Massachusetts Senator Scott Brown on "Face the Nation" on CBS.
Massachusetts Senator Scott Brown on "Face the Nation" on CBS.
AP

Massachusetts Senator Scott Brown knows how to throw a political punch and rouse a supportive crowd. But Brown's somewhat awkward appearances on television and his responses to journalists' questions about his positions have liberal bloggers saying he is "not ready for prime time."

On Sunday, Brown appeared on CBS's Face the Nation with Bob Schieffer, where he explained he is opposed to President Obama's financial reform legislation because it would supposedly kill 30,000 jobs, although he could not explain how he come up with the figure.
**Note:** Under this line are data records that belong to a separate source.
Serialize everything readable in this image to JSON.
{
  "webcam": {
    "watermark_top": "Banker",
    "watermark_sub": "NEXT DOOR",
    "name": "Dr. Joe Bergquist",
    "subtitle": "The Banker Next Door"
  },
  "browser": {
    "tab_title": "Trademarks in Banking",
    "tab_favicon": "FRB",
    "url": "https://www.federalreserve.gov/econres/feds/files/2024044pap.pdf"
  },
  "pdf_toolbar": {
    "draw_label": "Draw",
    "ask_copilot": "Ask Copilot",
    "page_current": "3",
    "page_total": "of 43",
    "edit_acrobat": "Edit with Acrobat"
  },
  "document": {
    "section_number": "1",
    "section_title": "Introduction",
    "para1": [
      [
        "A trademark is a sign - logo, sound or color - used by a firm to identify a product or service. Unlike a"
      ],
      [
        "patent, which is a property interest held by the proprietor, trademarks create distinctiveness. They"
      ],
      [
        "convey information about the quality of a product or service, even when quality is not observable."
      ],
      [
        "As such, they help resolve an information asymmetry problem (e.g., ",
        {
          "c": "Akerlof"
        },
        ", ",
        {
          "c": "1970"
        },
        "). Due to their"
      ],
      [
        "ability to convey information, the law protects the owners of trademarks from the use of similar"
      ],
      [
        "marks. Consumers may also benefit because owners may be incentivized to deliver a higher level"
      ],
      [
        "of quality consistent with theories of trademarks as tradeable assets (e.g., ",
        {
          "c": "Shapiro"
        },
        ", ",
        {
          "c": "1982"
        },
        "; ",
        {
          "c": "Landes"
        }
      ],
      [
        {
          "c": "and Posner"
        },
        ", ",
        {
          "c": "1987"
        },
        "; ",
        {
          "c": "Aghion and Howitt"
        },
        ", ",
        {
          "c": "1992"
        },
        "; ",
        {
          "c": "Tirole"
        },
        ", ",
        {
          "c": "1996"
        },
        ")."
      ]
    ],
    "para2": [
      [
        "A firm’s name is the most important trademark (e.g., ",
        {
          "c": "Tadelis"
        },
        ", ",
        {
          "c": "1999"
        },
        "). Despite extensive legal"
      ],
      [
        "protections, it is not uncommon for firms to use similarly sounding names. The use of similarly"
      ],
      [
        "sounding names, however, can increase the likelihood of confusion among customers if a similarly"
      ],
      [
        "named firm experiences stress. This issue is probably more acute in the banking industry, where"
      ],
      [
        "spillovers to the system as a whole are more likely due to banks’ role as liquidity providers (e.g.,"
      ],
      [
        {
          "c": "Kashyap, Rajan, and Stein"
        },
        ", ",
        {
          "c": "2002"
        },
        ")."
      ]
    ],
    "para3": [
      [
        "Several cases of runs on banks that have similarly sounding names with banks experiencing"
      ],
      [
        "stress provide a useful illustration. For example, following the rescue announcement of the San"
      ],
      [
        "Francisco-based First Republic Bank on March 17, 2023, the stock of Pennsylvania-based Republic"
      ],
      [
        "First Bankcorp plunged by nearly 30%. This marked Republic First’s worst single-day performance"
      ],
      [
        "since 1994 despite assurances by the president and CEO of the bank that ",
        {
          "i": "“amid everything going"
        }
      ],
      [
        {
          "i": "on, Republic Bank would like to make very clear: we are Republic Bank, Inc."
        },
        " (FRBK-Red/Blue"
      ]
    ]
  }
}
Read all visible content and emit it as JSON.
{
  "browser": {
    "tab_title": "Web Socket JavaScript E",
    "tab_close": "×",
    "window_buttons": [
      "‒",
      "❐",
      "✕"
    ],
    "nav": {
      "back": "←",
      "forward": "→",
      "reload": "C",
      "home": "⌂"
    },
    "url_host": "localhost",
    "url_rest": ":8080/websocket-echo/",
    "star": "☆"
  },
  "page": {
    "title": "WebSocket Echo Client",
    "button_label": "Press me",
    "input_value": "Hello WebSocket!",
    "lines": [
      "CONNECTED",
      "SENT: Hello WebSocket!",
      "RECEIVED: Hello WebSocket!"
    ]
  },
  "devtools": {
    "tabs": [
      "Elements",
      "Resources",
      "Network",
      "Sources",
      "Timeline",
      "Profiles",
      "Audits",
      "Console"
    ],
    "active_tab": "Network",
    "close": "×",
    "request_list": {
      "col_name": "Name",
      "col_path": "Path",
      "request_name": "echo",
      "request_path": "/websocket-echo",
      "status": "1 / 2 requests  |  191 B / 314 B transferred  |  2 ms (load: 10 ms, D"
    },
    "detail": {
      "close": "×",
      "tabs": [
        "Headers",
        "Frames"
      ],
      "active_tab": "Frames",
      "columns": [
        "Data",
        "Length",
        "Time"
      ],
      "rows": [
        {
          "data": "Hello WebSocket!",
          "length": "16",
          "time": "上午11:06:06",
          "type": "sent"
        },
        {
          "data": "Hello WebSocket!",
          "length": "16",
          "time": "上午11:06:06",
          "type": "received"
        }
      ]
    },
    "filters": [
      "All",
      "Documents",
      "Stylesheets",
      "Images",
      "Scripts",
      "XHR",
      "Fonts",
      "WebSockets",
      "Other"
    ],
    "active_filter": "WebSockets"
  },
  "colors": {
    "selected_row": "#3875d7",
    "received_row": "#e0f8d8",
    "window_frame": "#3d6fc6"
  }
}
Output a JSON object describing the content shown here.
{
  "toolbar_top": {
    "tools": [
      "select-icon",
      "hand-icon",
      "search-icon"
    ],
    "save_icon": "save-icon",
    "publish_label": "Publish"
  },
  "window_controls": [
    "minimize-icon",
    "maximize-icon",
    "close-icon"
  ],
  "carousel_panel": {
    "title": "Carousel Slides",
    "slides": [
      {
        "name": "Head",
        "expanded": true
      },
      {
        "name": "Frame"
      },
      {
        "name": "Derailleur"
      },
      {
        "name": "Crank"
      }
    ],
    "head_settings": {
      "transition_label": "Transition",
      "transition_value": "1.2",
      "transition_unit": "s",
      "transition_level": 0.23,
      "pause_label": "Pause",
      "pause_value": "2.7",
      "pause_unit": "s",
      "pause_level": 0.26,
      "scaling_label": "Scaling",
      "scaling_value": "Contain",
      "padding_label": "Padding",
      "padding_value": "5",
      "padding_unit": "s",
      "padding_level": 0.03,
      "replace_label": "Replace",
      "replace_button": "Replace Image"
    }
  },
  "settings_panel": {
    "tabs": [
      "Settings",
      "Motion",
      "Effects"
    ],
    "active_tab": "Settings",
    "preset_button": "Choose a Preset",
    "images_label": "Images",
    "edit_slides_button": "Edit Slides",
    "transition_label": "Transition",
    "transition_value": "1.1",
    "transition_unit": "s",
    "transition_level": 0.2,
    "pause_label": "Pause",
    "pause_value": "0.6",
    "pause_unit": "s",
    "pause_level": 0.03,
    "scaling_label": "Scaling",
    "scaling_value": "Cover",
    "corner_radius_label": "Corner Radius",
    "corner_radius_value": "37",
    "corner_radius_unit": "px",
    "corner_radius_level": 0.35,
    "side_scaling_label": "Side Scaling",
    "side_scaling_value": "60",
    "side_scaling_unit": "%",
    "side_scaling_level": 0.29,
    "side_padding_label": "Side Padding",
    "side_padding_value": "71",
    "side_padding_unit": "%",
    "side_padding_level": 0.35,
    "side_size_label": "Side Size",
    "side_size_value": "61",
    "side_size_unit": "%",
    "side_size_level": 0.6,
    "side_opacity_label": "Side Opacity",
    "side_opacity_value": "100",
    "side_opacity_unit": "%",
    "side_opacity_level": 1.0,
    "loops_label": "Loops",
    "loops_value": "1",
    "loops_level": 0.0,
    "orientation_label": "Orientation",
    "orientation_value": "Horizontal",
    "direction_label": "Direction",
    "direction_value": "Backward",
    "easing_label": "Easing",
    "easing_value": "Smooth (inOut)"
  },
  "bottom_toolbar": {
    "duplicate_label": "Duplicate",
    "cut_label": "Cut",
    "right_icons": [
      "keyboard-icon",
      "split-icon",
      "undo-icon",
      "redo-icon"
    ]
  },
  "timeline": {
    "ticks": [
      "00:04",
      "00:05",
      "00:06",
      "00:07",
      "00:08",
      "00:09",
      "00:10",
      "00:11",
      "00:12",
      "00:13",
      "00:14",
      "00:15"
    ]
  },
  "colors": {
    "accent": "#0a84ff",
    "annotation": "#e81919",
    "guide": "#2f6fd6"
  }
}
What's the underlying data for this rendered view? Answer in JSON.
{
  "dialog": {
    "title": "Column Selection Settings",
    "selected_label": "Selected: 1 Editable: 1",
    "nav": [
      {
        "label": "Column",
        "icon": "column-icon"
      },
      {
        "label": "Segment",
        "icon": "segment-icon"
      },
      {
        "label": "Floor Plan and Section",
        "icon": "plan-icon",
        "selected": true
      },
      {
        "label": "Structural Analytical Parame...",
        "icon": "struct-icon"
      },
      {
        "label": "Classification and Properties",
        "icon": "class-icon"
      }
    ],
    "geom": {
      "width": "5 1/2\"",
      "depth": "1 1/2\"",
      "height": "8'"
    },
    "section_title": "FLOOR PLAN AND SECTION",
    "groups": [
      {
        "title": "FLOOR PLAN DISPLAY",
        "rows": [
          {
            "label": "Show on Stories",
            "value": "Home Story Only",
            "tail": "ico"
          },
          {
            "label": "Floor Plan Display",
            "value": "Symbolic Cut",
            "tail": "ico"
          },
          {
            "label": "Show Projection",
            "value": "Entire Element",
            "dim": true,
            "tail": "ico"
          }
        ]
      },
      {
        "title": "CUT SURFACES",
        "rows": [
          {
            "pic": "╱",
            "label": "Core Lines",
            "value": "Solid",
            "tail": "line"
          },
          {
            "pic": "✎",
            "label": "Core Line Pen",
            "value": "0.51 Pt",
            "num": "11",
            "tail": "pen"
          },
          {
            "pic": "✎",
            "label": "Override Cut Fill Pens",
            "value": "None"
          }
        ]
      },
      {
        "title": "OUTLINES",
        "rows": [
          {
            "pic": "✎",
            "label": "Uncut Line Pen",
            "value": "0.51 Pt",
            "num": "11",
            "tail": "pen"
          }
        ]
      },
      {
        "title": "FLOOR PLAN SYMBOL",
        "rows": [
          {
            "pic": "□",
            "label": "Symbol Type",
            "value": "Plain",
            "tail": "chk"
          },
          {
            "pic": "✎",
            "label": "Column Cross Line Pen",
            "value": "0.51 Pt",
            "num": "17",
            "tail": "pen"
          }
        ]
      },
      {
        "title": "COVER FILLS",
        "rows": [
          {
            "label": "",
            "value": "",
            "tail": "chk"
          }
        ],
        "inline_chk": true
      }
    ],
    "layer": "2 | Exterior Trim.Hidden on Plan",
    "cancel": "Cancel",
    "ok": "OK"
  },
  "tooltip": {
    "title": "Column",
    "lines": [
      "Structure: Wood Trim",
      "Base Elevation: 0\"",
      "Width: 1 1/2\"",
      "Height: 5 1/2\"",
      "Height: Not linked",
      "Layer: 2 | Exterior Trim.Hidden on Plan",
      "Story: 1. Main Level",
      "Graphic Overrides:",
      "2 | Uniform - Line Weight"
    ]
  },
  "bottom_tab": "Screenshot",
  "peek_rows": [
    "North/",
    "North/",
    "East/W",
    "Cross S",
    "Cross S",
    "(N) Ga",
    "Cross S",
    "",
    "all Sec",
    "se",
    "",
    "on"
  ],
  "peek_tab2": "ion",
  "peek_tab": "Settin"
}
This is the latest incident of Brown perhaps not having a complete grip on his talking points. But there have been other gaffes and mangled statements that give the impression Brown is not "ready for prime time."

To name a few:

  • Also in the Schieffer interview, Brown claimed that there has been "zero" talk of jobs since he arrived in Washington. "Since I've been here, I've heard zero talk about jobs," he said. Um, what about that "jobs bill" you helped pass, Senator?
  • When a Boston Globe reporter pressed brown to explain his opposition to the financial reform legislation, Brown brushed off the reporter's question this way: "Well, what areas do you think should be fixed? I mean, you know, tell me. And then I'll get a team and go fix it.''
  • In an interview on Good Morning America, Brown said it was "inappropriate" for Obama to make statements that Republicans who want to repeal the healthcare law should "go for it."
  • In response to the president's statement that Tea Party members should say thank you for their tax cuts under the stimulus, Brown said it was "sad."
  • Asked how long US troops would need to be in Afghanistan, Brown appeared not to understand the difference between "tactical" and "strategic," although he is a member of the National Guard. "I don’t know what the time frame is," Brown said. "I think certainly for the next couple of years we’ll be in this tactical, strategic effort.”
  • After a fundraising letter he sent fanning rumors of a Senate run by MSNBC host Rachel Maddow was thoroughly debunked by Maddow, Brown told a radio audience: "I don't care, bring her on." 
  • After an anti-government extremist flew an airplane into an IRS building in Texas in February, Brown told Fox News Channel's Neil Cavuto that anti-government anger was a factor in his election. "Well it's certainly tragic and I feel for the families obviously being affected by it," Brown said. "And I don't know if it's related, but I can just sense not only in my election, but since being here in Washington, people are frustrated. They want transparency, they want their elected officials to be accountable and open and talk about the things that are affecting their daily lives. So I'm not sure that there's a connection, I certainly hope not. But we need to do things better."
  • At Brown's first big-stage moment, the night he won the special election for Ted Kennedy's former Senate seat, Brown said his two daughters were "available," and reportedly told Mitt Romney that he wanted to set up his daughters with the former governor's sons.